Q : J'ai une question sur Huawei et la « Liste d'entités ». L'ancien Secrétaire d'État britannique au numérique, à la culture, aux médias et aux sports a déclaré que l'on ne pouvait pas exclure la possibilité d'interdire à Huawei de participer à la construction du réseau 5G au Royaume-Uni, et qu'il était nécessaire d'évaluer soigneusement l'impact du placement de Huawei par les États-Unis dans leur « Liste d'entités » pour que le nouveau Premier ministre prenne sa décision le plus rapidement possible. Selon de récents reportages, la HSBC pourrait être placée dans une « liste d'entités non fiables » par le gouvernement chinois, car elle coopère volontairement avec le gouvernement américain dans le cadre de ses enquêtes sur Huawei. Quel est le commentaire de la Chine à ce propos ?

R : Huawei développe des activités au Royaume-Uni depuis des années. La société a investi plus de 2 milliards de livres sterling dans le pays, embauché plus de dix mille employés et créé des centres communs de recherche. Elle a sérieusement rempli ses responsabilités sociales en tant qu'entreprise. Nous espérons que le Royaume-Uni adoptera une attitude objective et juste, prendra des décisions indépendantes en fonction de ses propres intérêts et offrira un environnement commercial ouvert, juste et non discriminatoire aux entreprises chinoises.
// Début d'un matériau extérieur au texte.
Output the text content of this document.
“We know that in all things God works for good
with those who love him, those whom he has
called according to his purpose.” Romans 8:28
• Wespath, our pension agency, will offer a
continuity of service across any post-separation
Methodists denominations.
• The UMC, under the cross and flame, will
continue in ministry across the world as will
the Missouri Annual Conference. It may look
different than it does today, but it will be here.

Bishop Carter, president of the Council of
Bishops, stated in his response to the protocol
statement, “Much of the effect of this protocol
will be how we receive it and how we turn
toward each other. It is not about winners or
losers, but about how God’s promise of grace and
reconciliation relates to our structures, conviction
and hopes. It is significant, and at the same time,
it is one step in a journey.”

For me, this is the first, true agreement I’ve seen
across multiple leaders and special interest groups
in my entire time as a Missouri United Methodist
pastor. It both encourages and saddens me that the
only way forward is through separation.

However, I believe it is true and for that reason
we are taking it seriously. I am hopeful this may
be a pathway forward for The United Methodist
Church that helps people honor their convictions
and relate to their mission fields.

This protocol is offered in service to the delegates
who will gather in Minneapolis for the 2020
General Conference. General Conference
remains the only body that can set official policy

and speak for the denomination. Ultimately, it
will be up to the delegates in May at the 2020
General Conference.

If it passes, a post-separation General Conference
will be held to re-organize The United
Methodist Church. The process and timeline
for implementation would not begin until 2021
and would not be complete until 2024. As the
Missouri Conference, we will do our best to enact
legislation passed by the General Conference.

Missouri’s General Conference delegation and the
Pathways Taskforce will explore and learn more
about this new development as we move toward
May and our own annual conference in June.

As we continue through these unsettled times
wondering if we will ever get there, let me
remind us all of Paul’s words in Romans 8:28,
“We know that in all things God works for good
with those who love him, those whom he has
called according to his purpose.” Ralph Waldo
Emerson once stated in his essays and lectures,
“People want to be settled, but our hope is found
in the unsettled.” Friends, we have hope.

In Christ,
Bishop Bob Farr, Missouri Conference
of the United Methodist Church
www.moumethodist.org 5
Cela est très important pour maintenir la confiance des entreprises chinoises dans l'investissement au Royaume-Uni.

En ce qui concerne la « Liste d'entités non fiables », d'après ce que je sais, le système de liste d'entités non fiables suit des procédures particulières. Veuillez vous informer auprès des départements compétents plus de détails.

En principe, la Chine souhaite la bienvenue aux entreprises étrangères qui investissent et développent des activités en Chine. Nous protégeons leurs droits et intérêts légitimes conformément à la loi. Parallèlement, leur exploitation en Chine doit être conforme aux lois et règlements. Quant à toutes les pratiques susceptibles de violer les lois et règlements chinois, nous enquêtons et les traitons conformément à la loi.

Q : Le Président Trump a tweeté hier que la partie américaine imposerait des droits de douane supplémentaires de 10 % sur des marchandises chinoises d'une valeur de 300 milliards de dollars. En outre, il a déclaré que la Chine souhaitait conclure un accord, mais que cela n'allait pas assez vite. Quelle est la réponse de la Chine à cela ?

R : Les États-Unis ont annoncé l'imposition de droits de douane supplémentaires de 10 % sur des marchandises chinoises d'une valeur de 300 milliards de dollars à compter du 1er septembre. Il s'agit d'une grave violation du consensus atteint par les présidents chinois et américain à Osaka. Cela va à l'encontre de la bonne direction et ne sera pas utile pour résoudre les problèmes. La Chine est vivement mécontente et s'oppose fermement à cela. Si les États-Unis imposent effectivement de nouveaux droits de douane, la Chine devra prendre les contre-mesures nécessaires pour défendre ses intérêts vitaux et les intérêts fondamentaux de la population chinoise. Les États-Unis seront responsables de toutes les conséquences.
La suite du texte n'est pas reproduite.